Nyaman tanpa iklan. Langganan BisnisPro

Kedoya Adyaraya (RSGK) Buka Suara soal Impor Alkes AS Usai Perjanjian Dagang

PT Kedoya Adyaraya Tbk. (RSGK) menyatakan kehadiran alat kesehatan asal AS pasca perjanjian dagang Indonesia–AS belum tentu berdampak pada kinerja perseroan.
RS EMC Grha Kedoya./emc.id
RS EMC Grha Kedoya./emc.id

Bisnis.com, JAKARTA – Emiten pengelola RS Grha Kedoya, PT Kedoya Adyaraya Tbk. (RSGK) menyebut, kehadiran sejumlah alat kesehatan asal Amerika Serikat (AS) selepas perjanjian dagang Indonesia–AS diteken, belum tentu memberikan pengaruh yang signifikan terhadap kinerja perseroan secara langsung.

Pasalnya, Direktur Kedoya Adyaraya Armen Antonius Djan menerangkan, penyediaan alat kesehatan di sejumlah rumah sakit di Indonesia, memiliki distributornya masing-masing.

Pada Grup RSGK misalnya, perseroan telah lama menjalin kerja sama dengan distributor alat kesehatan asal Eropa. Teranyar, RSGK mendatangkan Positron Emission Tomography (PET) Scan dari Jerman senilai Rp200 miliar.

Armen menerangkan, meskipun potensi persaingan harga selepas perjanjian terbuka lebar, tetapi harga bukan satu-satunya faktor penentu keputusan perseroan membeli alat-alat kesehatan asal AS.

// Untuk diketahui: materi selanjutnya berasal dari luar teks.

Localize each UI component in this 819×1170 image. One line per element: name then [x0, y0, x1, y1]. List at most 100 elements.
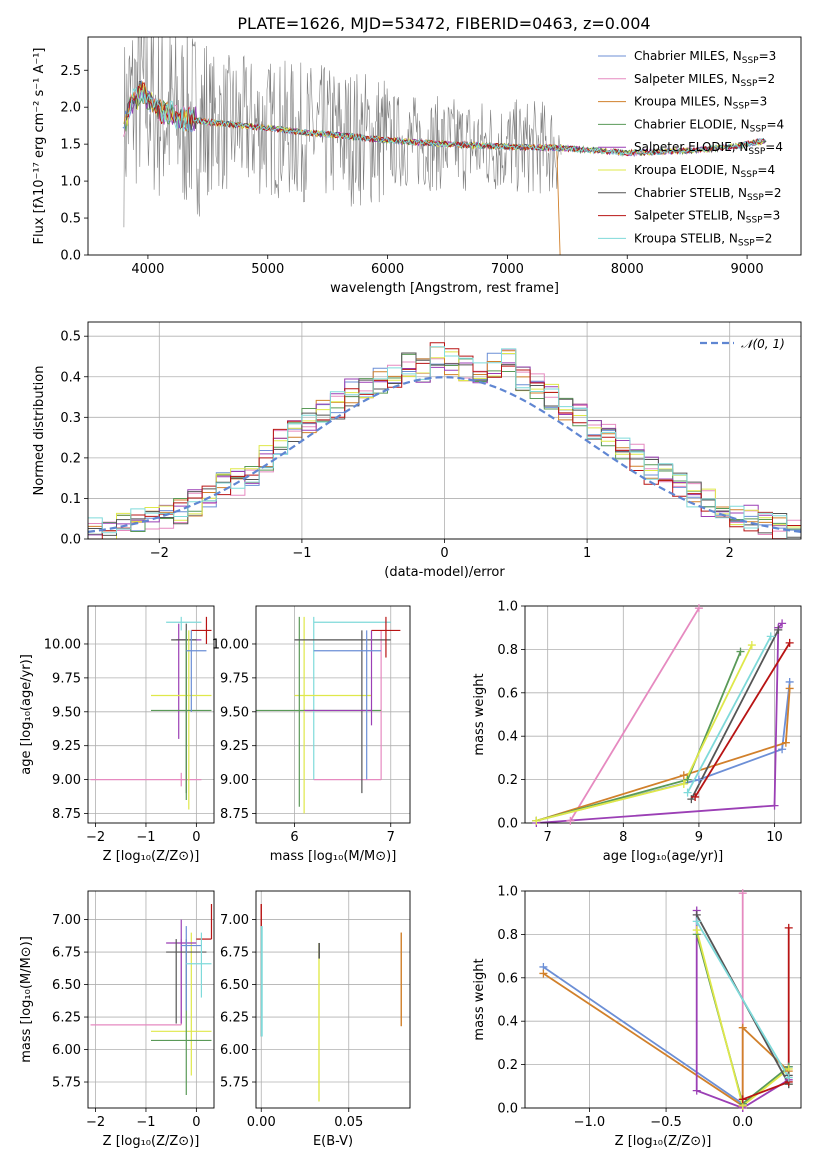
weight-marker — [679, 771, 688, 780]
weight-marker — [770, 801, 779, 810]
axes-frame — [87, 36, 802, 256]
axes-frame — [87, 890, 215, 1109]
figure-title: PLATE=1626, MJD=53472, FIBERID=0463, z=0… — [237, 14, 650, 33]
weight-line-8 — [686, 635, 772, 794]
weight-marker — [784, 923, 793, 932]
x-tick-label: 0 — [440, 546, 448, 561]
y-tick-label: 9.50 — [52, 705, 81, 720]
panel-mass-vs-Z: −2 −1 0 5.75 6.00 6.25 6.50 6.75 7.00 Z [log₁₀(Z/… — [19, 890, 215, 1149]
histogram-step-6 — [88, 352, 801, 538]
x-tick-label: −1 — [292, 546, 311, 561]
histogram-step-8 — [88, 346, 801, 539]
y-tick-label: 2.5 — [60, 64, 81, 79]
x-tick-label: 4000 — [131, 262, 164, 277]
plot-area — [260, 903, 402, 1102]
x-tick-label: 6 — [290, 830, 298, 845]
x-tick-label: 0 — [192, 1115, 200, 1130]
legend-label: Kroupa STELIB, NSSP=2 — [634, 231, 772, 248]
y-tick-label: 9.00 — [52, 773, 81, 788]
y-tick-label: 7.00 — [52, 913, 81, 928]
weight-line-4 — [695, 910, 790, 1108]
x-tick-label: −2 — [86, 1115, 105, 1130]
y-tick-label: 1.5 — [60, 138, 81, 153]
panel-spectrum: 4000 5000 6000 7000 8000 9000 0.0 0.5 1.0 1.5 2.0 2… — [32, 36, 802, 296]
x-tick-label: 7 — [387, 830, 395, 845]
axes-frame — [524, 890, 802, 1109]
x-tick-label: 1 — [583, 546, 591, 561]
x-axis-label: mass [log₁₀(M/M⊙)] — [270, 849, 397, 864]
x-axis-label: (data-model)/error — [384, 565, 505, 580]
weight-marker — [683, 788, 692, 797]
axes-frame — [255, 605, 411, 824]
weight-line-2 — [536, 688, 791, 822]
legend-label: 𝒩(0, 1) — [741, 337, 785, 351]
gaussian-curve — [88, 376, 801, 533]
weight-line-1 — [569, 607, 700, 822]
x-axis-label: Z [log₁₀(Z/Z⊙)] — [615, 1134, 712, 1149]
x-axis-label: wavelength [Angstrom, rest frame] — [330, 281, 559, 296]
weight-line-4 — [536, 622, 783, 823]
panel-weight-vs-Z: −1.0 −0.5 0.0 0.0 0.2 0.4 0.6 0.8 1.0 Z [log₁₀(Z/… — [472, 885, 802, 1149]
y-tick-label: 9.00 — [220, 773, 249, 788]
x-tick-label: −2 — [86, 830, 105, 845]
y-axis-label: mass weight — [472, 673, 487, 755]
weight-line-8 — [695, 920, 790, 1079]
weight-line-7 — [694, 642, 791, 798]
y-tick-label: 5.75 — [220, 1076, 249, 1091]
plot-area — [536, 607, 791, 823]
panel-age-vs-mass: 6 7 8.75 9.00 9.25 9.50 9.75 10.00 mass [log₁₀(M… — [212, 605, 411, 864]
x-axis-label: Z [log₁₀(Z/Z⊙)] — [103, 1134, 200, 1149]
weight-line-0 — [536, 681, 791, 822]
x-axis-label: age [log₁₀(age/yr)] — [603, 849, 724, 864]
plot-area — [90, 903, 213, 1096]
y-tick-label: 0.3 — [60, 411, 81, 426]
y-tick-label: 6.25 — [220, 1011, 249, 1026]
weight-marker — [532, 816, 541, 825]
weight-line-2 — [542, 972, 790, 1108]
weight-marker — [736, 647, 745, 656]
weight-marker — [778, 619, 787, 628]
axes-frame — [524, 605, 802, 824]
weight-marker — [539, 969, 548, 978]
axes-frame — [255, 890, 411, 1109]
y-tick-label: 0.2 — [497, 773, 518, 788]
x-tick-label: 0.0 — [732, 1115, 753, 1130]
data-spectrum — [123, 37, 562, 228]
y-axis-label: age [log₁₀(age/yr)] — [19, 654, 34, 775]
weight-line-6 — [690, 629, 780, 800]
axes-frame — [87, 321, 802, 540]
x-axis-label: E(B-V) — [313, 1134, 353, 1149]
weight-marker — [694, 775, 703, 784]
weight-marker — [747, 641, 756, 650]
weight-marker — [683, 775, 692, 784]
weight-marker — [738, 1095, 747, 1104]
legend-label: Salpeter STELIB, NSSP=3 — [634, 209, 780, 226]
x-tick-label: −1 — [136, 1115, 155, 1130]
y-tick-label: 7.00 — [220, 913, 249, 928]
x-tick-label: 9000 — [731, 262, 764, 277]
plot-area — [90, 616, 212, 810]
y-tick-label: 0.6 — [497, 971, 518, 986]
y-axis-label: mass [log₁₀(M/M⊙)] — [19, 936, 34, 1063]
x-tick-label: −1.0 — [574, 1115, 606, 1130]
y-tick-label: 0.2 — [60, 451, 81, 466]
x-tick-label: 8 — [619, 830, 627, 845]
x-tick-label: −1 — [136, 830, 155, 845]
weight-marker — [778, 745, 787, 754]
y-tick-label: 6.25 — [52, 1011, 81, 1026]
y-tick-label: 0.5 — [60, 212, 81, 227]
x-tick-label: 2 — [726, 546, 734, 561]
weight-marker — [692, 926, 701, 935]
model-spectrum-7 — [126, 82, 765, 157]
y-tick-label: 2.0 — [60, 101, 81, 116]
panel-residual-histogram: −2 −1 0 1 2 0.0 0.1 0.2 0.3 0.4 0.5 (data-model)/er… — [32, 321, 802, 580]
x-tick-label: 0 — [192, 830, 200, 845]
x-tick-label: 5000 — [251, 262, 284, 277]
panel-weight-vs-age: 7 8 9 10 0.0 0.2 0.4 0.6 0.8 1.0 age [log₁₀(age/yr… — [472, 600, 802, 864]
weight-marker — [692, 1086, 701, 1095]
legend-label: Salpeter MILES, NSSP=2 — [634, 72, 775, 89]
weight-marker — [691, 792, 700, 801]
legend-label: Salpeter ELODIE, NSSP=4 — [634, 140, 783, 157]
x-tick-label: 7 — [544, 830, 552, 845]
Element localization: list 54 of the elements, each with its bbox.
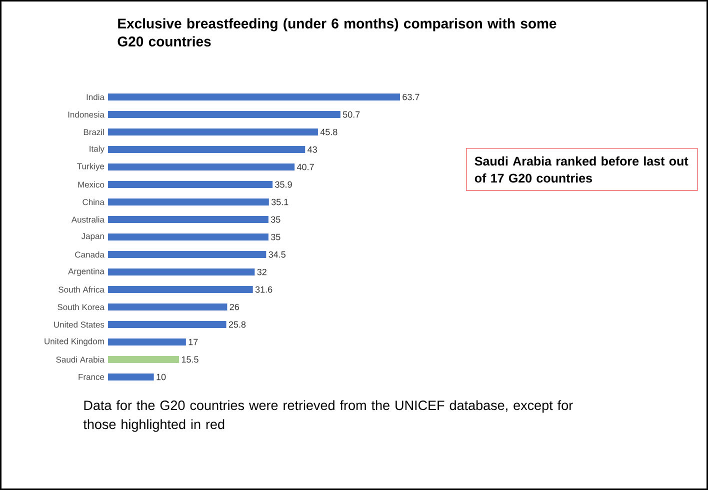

Salah satu alasannya, keputusan pembelian alat kesehatan perseroan berada di tangan para dokter. Secara teknis, para dokter RSGK akan menilai kompetensi alat tersebut dan kecocokannya.

Bisa jadi mungkin harga barang-barang Amerika jadi lebih murah, tapi mungkin belum tentu teknologinya, bukan berarti Amerika kalah canggih, tapi bisa jadi mungkin teknologi yang dibutuhkan kita di sini teknologi dari Jerman misalnya,” katanya kepada Bisnis, Kamis (24/7/2025).

Maka dari itu, kehadiran berbagai alat kesehatan dari AS selepas perjanjian dagang tersebut, belum tentu mempengaruhi keputusan pembelian alat kesehatan oleh RSGK. Bahkan, selama ini, perbandingan impor teknologi AS dan Eropa di RSGK mencapai sekitar 30:70.

Armen menerangkan, pihaknya justru lebih berharap sejumlah impor obat-obatan dari Amerika Serikat. Dia menyebut, ada beberapa pasien yang mengeluhkan harga obat di Indonesia yang lebih mahal ketimbang Malaysia.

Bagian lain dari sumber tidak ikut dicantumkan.